Bukahkah UUD 1945 pun mengamanatkan bahwa pendidikan itu adalah hak semua komponen rakyat? Tampak sekali betapa hanya dengan alasan hendak memperluas jangkauan objek wajib pajak, justru berani mengkhianati amanah konstitusi.
Bisa diyakini bahwa fakta kebijakan ini kian menyempurnakan gambaran lepasnya tanggung jawab negara dalam melayani pendidikan secara berkualitas dan gratis. Alih-alih demikian, negara justru sibuk mencari celah memperbanyak pungutan dari rakyat.
Hal itu tak mengherankan ketika terjadi di negara dengan prinsip kapitalisme sekuler.

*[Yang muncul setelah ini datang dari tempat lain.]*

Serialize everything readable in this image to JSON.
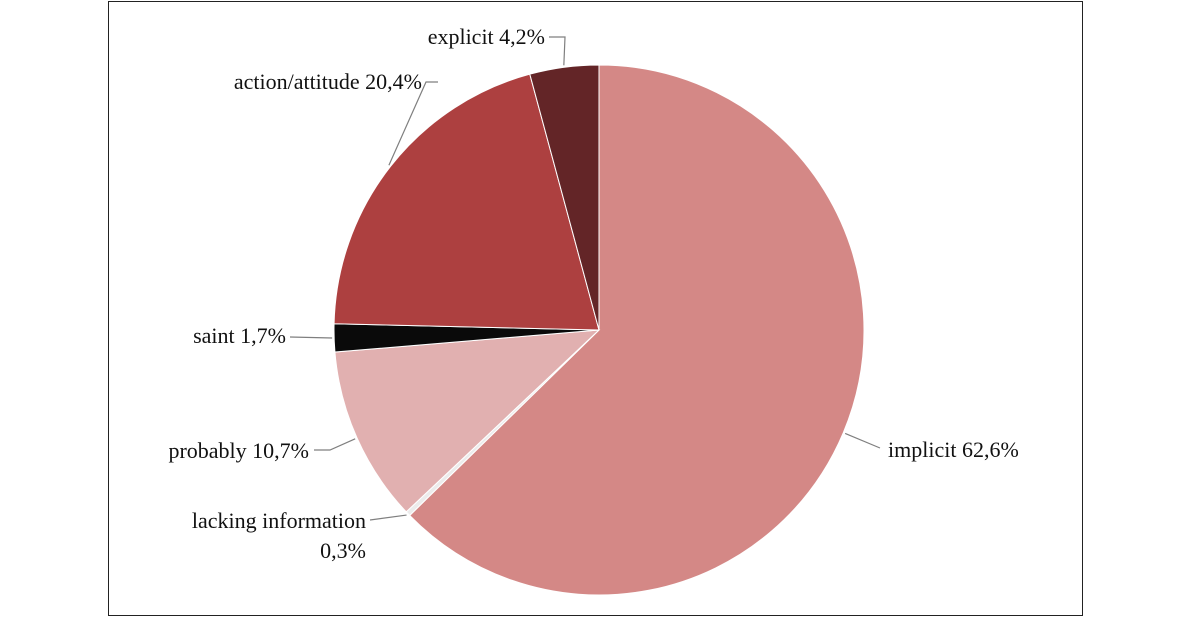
{
  "chart_data": {
    "type": "pie",
    "title": "",
    "slices": [
      {
        "label": "implicit",
        "value": 62.6,
        "display": "implicit 62,6%",
        "color": "#d48886"
      },
      {
        "label": "lacking information",
        "value": 0.3,
        "display_lines": [
          "lacking information",
          "0,3%"
        ],
        "color": "#ececec"
      },
      {
        "label": "probably",
        "value": 10.7,
        "display": "probably 10,7%",
        "color": "#e1b0b0"
      },
      {
        "label": "saint",
        "value": 1.7,
        "display": "saint 1,7%",
        "color": "#0a0a0a"
      },
      {
        "label": "action/attitude",
        "value": 20.4,
        "display": "action/attitude 20,4%",
        "color": "#ad4040"
      },
      {
        "label": "explicit",
        "value": 4.2,
        "display": "explicit 4,2%",
        "color": "#632527"
      }
    ],
    "start": "12 o'clock",
    "direction": "clockwise",
    "legend": "none",
    "data_labels": "outside with leader lines"
  }
}
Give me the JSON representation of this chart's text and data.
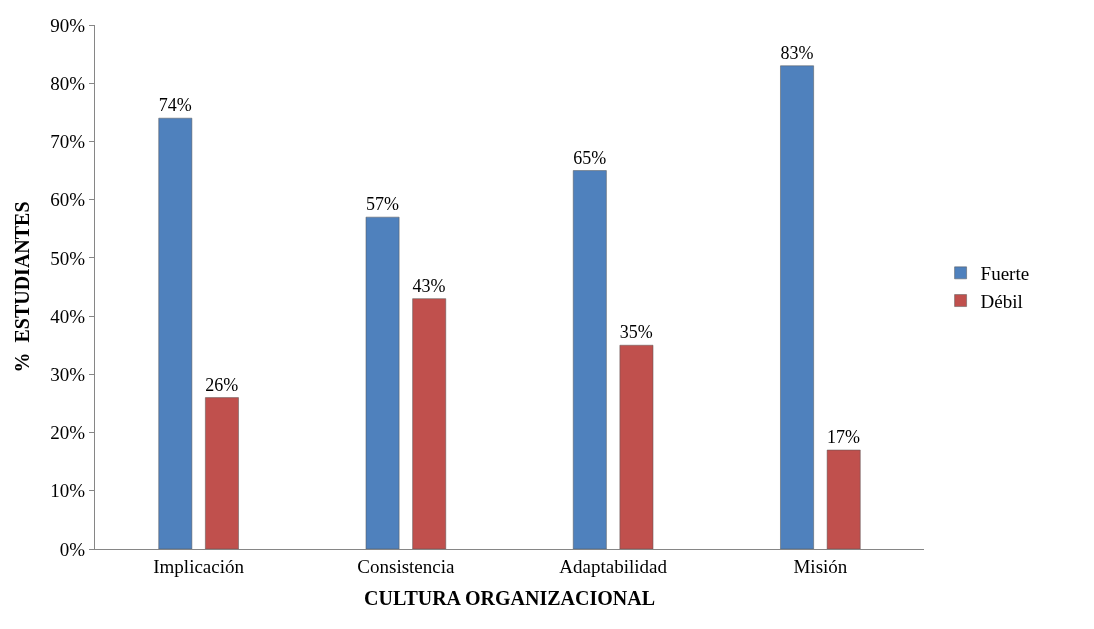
{
  "chart_data": {
    "type": "bar",
    "xlabel": "CULTURA ORGANIZACIONAL",
    "ylabel": "%  ESTUDIANTES",
    "categories": [
      "Implicación",
      "Consistencia",
      "Adaptabilidad",
      "Misión"
    ],
    "series": [
      {
        "name": "Fuerte",
        "color": "#4f81bd",
        "values": [
          74,
          57,
          65,
          83
        ],
        "value_labels": [
          "74%",
          "57%",
          "65%",
          "83%"
        ]
      },
      {
        "name": "Débil",
        "color": "#c0504d",
        "values": [
          26,
          43,
          35,
          17
        ],
        "value_labels": [
          "26%",
          "43%",
          "35%",
          "17%"
        ]
      }
    ],
    "ylim": [
      0,
      90
    ],
    "yticks": [
      {
        "value": 0,
        "label": "0%"
      },
      {
        "value": 10,
        "label": "10%"
      },
      {
        "value": 20,
        "label": "20%"
      },
      {
        "value": 30,
        "label": "30%"
      },
      {
        "value": 40,
        "label": "40%"
      },
      {
        "value": 50,
        "label": "50%"
      },
      {
        "value": 60,
        "label": "60%"
      },
      {
        "value": 70,
        "label": "70%"
      },
      {
        "value": 80,
        "label": "80%"
      },
      {
        "value": 90,
        "label": "90%"
      }
    ],
    "legend": "right"
  }
}
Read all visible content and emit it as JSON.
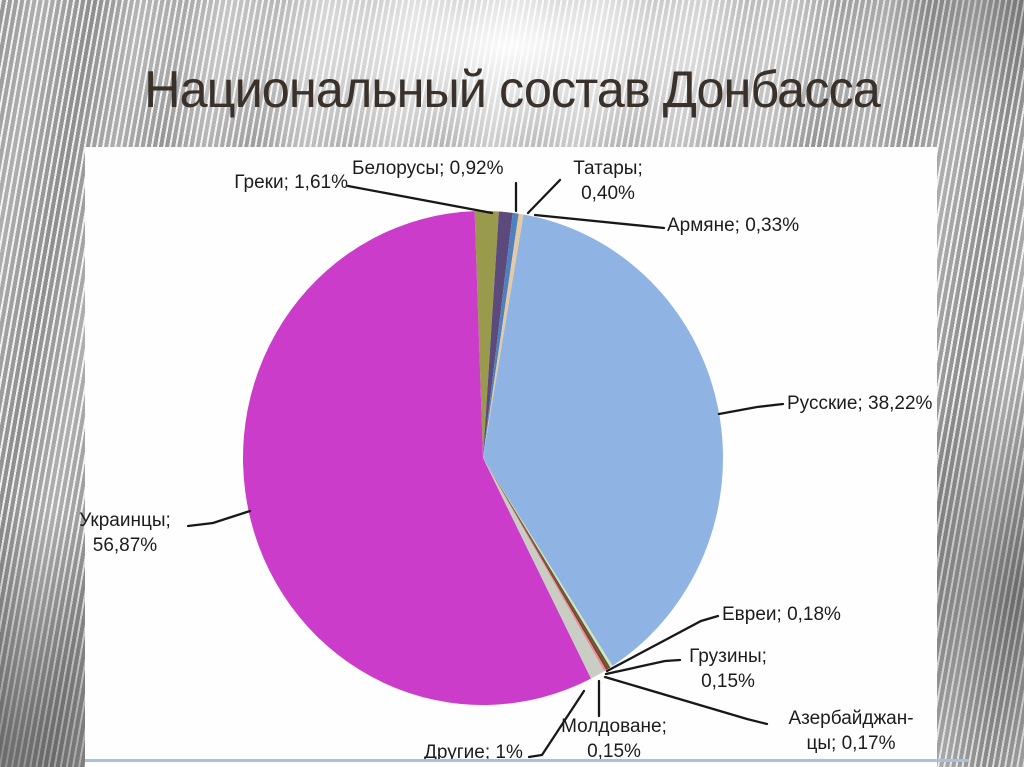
{
  "title": "Национальный состав Донбасса",
  "panel_color": "#fefefe",
  "accent_line_color": "#a9c2da",
  "chart_data": {
    "type": "pie",
    "title": "Национальный состав Донбасса",
    "unit": "%",
    "decimal_separator": ",",
    "direction": "clockwise",
    "start_angle_deg": -2,
    "legend_position": "callout-labels",
    "slices": [
      {
        "id": "greki",
        "label": "Греки",
        "value": 1.61,
        "display": "Греки; 1,61%",
        "lines": [
          "Греки; 1,61%"
        ],
        "color": "#9a9a4c"
      },
      {
        "id": "belorusy",
        "label": "Белорусы",
        "value": 0.92,
        "display": "Белорусы; 0,92%",
        "lines": [
          "Белорусы; 0,92%"
        ],
        "color": "#5c4a7d"
      },
      {
        "id": "tatary",
        "label": "Татары",
        "value": 0.4,
        "display": "Татары; 0,40%",
        "lines": [
          "Татары;",
          "0,40%"
        ],
        "color": "#4f81bd"
      },
      {
        "id": "armyane",
        "label": "Армяне",
        "value": 0.33,
        "display": "Армяне; 0,33%",
        "lines": [
          "Армяне; 0,33%"
        ],
        "color": "#e5c8a4"
      },
      {
        "id": "russkie",
        "label": "Русские",
        "value": 38.22,
        "display": "Русские; 38,22%",
        "lines": [
          "Русские; 38,22%"
        ],
        "color": "#8fb3e2"
      },
      {
        "id": "evrei",
        "label": "Евреи",
        "value": 0.18,
        "display": "Евреи; 0,18%",
        "lines": [
          "Евреи; 0,18%"
        ],
        "color": "#d6e2c4"
      },
      {
        "id": "gruziny",
        "label": "Грузины",
        "value": 0.15,
        "display": "Грузины; 0,15%",
        "lines": [
          "Грузины;",
          "0,15%"
        ],
        "color": "#4e6127"
      },
      {
        "id": "azerbaydzhantsy",
        "label": "Азербайджанцы",
        "value": 0.17,
        "display": "Азербайджанцы; 0,17%",
        "lines": [
          "Азербайджан-",
          "цы; 0,17%"
        ],
        "color": "#943634"
      },
      {
        "id": "moldovane",
        "label": "Молдоване",
        "value": 0.15,
        "display": "Молдоване; 0,15%",
        "lines": [
          "Молдоване;",
          "0,15%"
        ],
        "color": "#d99694"
      },
      {
        "id": "drugie",
        "label": "Другие",
        "value": 1.0,
        "display": "Другие; 1%",
        "lines": [
          "Другие; 1%"
        ],
        "color": "#c9cdc3"
      },
      {
        "id": "ukraintsy",
        "label": "Украинцы",
        "value": 56.87,
        "display": "Украинцы; 56,87%",
        "lines": [
          "Украинцы;",
          "56,87%"
        ],
        "color": "#cb3ccb"
      }
    ]
  }
}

Dalam prinsip kapitalisme, sebuah negara dipandang baik jika rakyat diberi kesempatan untuk mandiri dalam meraih kebutuhan-kebutuhan hidupnya. Subsidi-subsidi yang akan “memberatkan” kas negara terus dipangkas. Sebaliknya, sektor-sektor pajak atas rakyat, jangkauannya akan diperluas. Wacana pendidikan gratis dan berkualitas pun kian menjadi hal utopia.

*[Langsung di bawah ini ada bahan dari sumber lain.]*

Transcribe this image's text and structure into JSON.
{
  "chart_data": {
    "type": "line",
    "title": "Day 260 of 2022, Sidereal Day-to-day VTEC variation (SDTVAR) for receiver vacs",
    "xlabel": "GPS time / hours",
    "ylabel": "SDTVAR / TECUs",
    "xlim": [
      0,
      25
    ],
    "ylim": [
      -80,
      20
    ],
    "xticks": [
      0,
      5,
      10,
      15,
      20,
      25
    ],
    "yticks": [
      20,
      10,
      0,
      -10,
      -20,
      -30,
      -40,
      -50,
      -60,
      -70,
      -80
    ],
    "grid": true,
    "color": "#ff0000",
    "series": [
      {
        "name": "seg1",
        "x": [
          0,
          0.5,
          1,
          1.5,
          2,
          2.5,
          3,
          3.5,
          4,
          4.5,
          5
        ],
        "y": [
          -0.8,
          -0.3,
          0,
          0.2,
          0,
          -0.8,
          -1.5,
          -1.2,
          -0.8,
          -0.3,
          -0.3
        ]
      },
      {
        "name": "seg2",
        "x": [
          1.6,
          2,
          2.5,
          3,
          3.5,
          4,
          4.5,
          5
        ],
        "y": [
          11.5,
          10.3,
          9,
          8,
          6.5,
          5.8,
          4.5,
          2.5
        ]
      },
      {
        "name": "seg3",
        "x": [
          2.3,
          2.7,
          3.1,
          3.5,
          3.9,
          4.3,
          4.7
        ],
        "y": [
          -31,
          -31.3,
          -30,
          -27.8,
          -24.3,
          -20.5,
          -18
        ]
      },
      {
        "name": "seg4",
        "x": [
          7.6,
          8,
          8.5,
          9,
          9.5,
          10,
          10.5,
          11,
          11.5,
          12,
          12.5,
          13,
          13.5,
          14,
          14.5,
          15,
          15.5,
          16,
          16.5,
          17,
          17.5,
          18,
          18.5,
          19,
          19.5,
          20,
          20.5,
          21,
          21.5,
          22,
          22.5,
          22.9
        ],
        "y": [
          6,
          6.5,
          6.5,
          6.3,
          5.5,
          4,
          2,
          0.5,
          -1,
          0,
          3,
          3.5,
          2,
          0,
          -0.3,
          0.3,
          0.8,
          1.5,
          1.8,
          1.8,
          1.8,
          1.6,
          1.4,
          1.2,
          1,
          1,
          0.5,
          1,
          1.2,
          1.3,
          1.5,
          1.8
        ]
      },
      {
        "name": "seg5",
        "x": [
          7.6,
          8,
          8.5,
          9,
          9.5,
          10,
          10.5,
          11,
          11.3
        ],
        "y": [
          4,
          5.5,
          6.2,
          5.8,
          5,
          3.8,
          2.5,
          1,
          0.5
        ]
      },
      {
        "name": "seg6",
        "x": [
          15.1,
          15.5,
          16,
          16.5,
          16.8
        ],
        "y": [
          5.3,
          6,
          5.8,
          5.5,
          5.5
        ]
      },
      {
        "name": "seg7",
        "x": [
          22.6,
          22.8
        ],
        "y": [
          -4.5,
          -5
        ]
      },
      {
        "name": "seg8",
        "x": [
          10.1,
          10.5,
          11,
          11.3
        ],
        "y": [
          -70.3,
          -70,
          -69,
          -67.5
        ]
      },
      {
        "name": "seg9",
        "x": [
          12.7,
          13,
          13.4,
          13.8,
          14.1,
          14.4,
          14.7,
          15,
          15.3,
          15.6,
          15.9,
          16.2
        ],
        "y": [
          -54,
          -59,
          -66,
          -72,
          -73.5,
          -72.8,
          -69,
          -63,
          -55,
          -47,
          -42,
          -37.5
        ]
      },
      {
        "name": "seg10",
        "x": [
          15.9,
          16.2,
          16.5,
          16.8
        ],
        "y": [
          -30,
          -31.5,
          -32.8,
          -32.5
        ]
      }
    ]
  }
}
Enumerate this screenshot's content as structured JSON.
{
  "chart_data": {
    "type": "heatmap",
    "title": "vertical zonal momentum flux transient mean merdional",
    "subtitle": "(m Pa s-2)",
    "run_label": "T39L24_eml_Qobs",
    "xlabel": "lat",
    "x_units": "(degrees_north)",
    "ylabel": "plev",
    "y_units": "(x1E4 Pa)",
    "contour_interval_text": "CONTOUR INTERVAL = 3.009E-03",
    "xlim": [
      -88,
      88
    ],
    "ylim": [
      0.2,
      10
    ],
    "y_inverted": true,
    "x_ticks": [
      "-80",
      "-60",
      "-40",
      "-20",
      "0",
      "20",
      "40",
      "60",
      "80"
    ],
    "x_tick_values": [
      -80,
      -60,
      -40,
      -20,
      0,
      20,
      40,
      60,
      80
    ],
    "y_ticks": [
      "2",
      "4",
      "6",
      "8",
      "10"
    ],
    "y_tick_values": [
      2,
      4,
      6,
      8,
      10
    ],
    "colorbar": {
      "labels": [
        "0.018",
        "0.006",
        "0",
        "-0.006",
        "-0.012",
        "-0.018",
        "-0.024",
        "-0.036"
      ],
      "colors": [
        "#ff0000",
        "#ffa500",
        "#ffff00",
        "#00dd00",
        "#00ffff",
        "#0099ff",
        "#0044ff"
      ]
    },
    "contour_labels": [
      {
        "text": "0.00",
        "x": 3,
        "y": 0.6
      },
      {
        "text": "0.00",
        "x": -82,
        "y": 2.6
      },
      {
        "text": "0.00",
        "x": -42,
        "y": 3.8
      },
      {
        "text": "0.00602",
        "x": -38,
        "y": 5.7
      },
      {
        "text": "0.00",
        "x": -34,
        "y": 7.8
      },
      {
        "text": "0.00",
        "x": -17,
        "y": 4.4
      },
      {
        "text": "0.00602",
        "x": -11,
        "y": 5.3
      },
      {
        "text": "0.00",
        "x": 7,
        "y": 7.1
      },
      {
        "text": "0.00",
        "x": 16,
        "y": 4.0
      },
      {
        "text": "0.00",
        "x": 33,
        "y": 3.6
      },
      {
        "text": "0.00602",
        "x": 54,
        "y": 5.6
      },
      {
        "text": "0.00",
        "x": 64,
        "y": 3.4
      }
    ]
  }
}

Di balik itu, lumbung-lumbung kekayaan negeri yang secara hakiki adalah milik rakyat, justru dibagi-bagikan pada para korporat baik lokal terlebih asing. Harta rakyat berlarian, kian menebalkan kantong-kantong cukong kapitalis. Sementara rakyat diperas sampai sekarat, dengan penarikan sedikit demi sedikit subsidi yang tersisa dan perluasan jangkauan objek pajaknya.
Maka yang terjadi, pendidikan yang semestinya mudah untuk diurusi hingga digratiskan dengan kualitas pelayanan yang prima pun tak mampu diberikan oleh negara. Pemerintah senantiasa berdalih bahwa kas negara tak mencukupi jika harus menggratiskannya.

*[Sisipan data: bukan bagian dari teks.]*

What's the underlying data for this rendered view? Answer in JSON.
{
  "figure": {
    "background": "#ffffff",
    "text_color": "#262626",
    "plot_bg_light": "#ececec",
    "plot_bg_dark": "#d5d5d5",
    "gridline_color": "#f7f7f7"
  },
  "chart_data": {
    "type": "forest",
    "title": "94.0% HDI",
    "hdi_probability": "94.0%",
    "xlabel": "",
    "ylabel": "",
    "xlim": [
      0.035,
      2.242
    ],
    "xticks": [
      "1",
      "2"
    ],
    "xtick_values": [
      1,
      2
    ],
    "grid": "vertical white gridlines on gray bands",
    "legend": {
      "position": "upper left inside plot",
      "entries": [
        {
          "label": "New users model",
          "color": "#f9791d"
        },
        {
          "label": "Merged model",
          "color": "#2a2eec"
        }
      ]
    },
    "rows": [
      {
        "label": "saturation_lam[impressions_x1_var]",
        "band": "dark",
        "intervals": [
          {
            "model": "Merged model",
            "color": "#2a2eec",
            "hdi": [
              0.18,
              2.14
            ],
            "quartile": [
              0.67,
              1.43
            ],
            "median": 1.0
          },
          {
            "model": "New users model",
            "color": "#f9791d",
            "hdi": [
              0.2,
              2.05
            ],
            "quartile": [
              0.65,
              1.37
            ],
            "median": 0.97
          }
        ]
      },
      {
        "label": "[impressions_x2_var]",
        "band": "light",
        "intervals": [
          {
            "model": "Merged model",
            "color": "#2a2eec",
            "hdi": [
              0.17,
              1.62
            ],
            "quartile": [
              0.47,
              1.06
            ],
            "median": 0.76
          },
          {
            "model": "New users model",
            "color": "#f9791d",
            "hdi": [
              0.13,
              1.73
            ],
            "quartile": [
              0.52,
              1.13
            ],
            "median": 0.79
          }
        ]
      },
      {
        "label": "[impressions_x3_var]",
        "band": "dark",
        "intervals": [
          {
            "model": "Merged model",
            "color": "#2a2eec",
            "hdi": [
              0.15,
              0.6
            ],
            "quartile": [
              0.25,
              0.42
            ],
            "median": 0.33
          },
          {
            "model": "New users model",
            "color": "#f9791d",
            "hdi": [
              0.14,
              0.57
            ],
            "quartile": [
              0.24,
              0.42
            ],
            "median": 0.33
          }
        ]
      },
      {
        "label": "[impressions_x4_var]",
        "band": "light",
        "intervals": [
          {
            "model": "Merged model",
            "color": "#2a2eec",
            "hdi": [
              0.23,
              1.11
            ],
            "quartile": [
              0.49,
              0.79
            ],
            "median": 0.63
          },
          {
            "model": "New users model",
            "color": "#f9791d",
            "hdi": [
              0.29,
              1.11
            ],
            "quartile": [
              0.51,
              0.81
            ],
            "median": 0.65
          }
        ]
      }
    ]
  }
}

Bandingkan dengan sistem Islam dalam menjamin pendidikan gratis. Sungguh Islam memiliki sistem pemerintahan yang khas, yakni Daulah Khilafah. Pendidikan menjadi satu di antara sekian urusan rakyat yang wajib diselenggarakan secara gratis dan berkualitas. Bersamaan dengan kebutuhan kesehatan dan juga keamanan.
Sistem ekonomi yang mantap dan stabil, menunjang diberlakukannya kebijakan itu. Harta kekayaan alam yang melimpah dipandang sebagai al-milkiyah ammah (harta publik) yang wajib dikelola negara untuk dikembalikan seutuhnya bagi sebesar-besarnya urusan dan kebutuhan rakyat.
Adapun terkait pajak, Islam memosisikan sebagai sumber pendapatan negara di saat ekstra ordinary. Ketika kas negara dalam kondisi kosong dan hanya dipungut secara insidental hanya bagi masyarakat muslim dari kalangan kaya saja. Ketika kas negara telah terisi kembali maka pajak pun dengan segera dihentikan.
Hal itu pernah diberlakukan secara gemilang selama kurun waktu yang sangat panjang, sekitar 14 abad.
Jika demikian, “no tax for education” hanya bisa diraih dalam sistem pemerintahan Islam. Sementara di alam kapitalisme ia hanya serupa isapan jempol semata. Wallahua’lam.